I also found many of the characters in the book to be unconvincing. Starting with Odenigbo, I am extremely surprised by a mathematics professor who never seems to talk about maths! Frequent reference is made to his collection of books (which I understand were destroyed in the war and subsequently replaced), although very few details are given away. Similarly, although mathematicians are sometimes known for some unusual interests, or radical ideas, an active interest in politics isn’t usually one of them. Perhaps we can get some idea of Odenigbo’s research interests from his praise for the African-American mathematician, David Blackwell, who was known for his work on probability theory and statistics.

Beyond this, Olanna just seems to be too perfect to be entirely convincing, especially when she still seems to benefit from her parents’ various gifts. To be fair, she does try to refuse, and perhaps she is only being polite, but it does appear very ‘convenient’ at times. In many respects, her sister, the rather less laudable Kainene, appears to be the more realistic character. Then there’s Richard, the Igbo speaking English radical, who’s main claim to fame appears to be his interest in the region’s art.

As an aside, this same author, Chimamanda Ngozi Adichie, also wrote Purple hibiscus, another highly acclaimed novel. Although a slightly different book (it was more of a ‘coming of age’ type story), it nevertheless shares much with the present book, in particular the treatment of Nigerian political history; the style of writing is also similar. Although I was at least able to finish Purple hibiscus, it was another case where I felt that I’d missed whatever made it so popular. Perhaps, therefore, its Adichie’s writing that I don’t get on with.
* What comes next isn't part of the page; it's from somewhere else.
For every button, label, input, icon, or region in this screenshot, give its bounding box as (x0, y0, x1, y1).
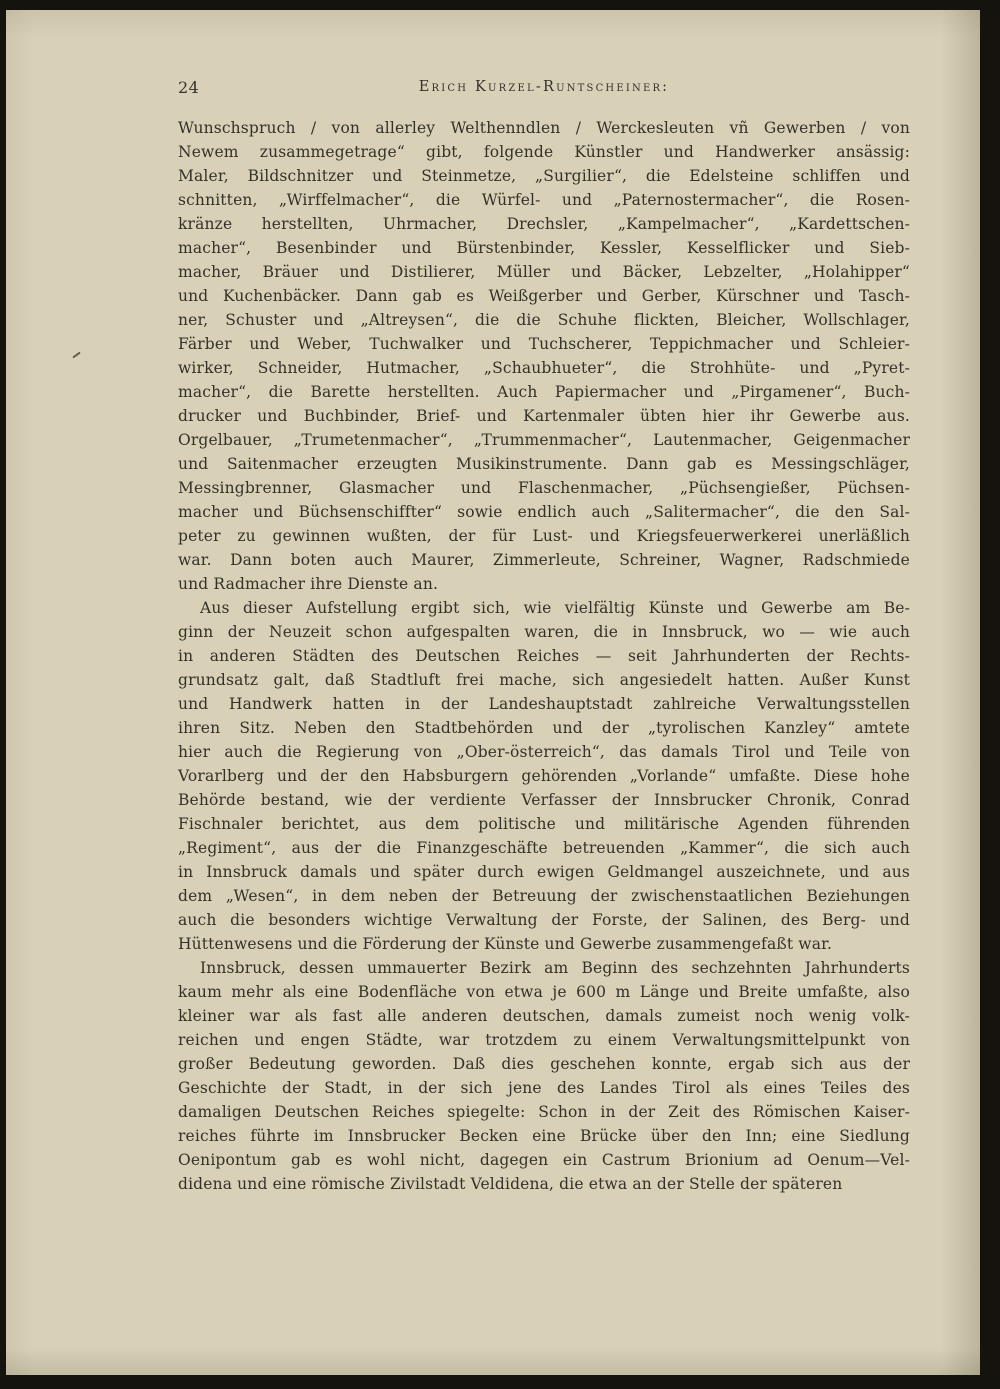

In summary, this would potentially have been a good introduction to Nigerian history, but sadly I found the characters to be unconvincing, and my lack of background knowledge meant that I failed to engage with the book. Although her writing contains some good detailed descriptions, the point is laboured when it comes to the more graphic details of the war. Equally, there are some amusing passages, but these are too few to really hold my interest for long. Given that my opinion of this book is very much an exception from the rave reviews that seem to dominate, I can only assume that there’s something that I’m missing. In that regard I only feel able to recommend this for those with more knowledge of, and interest in, Nigerian politics.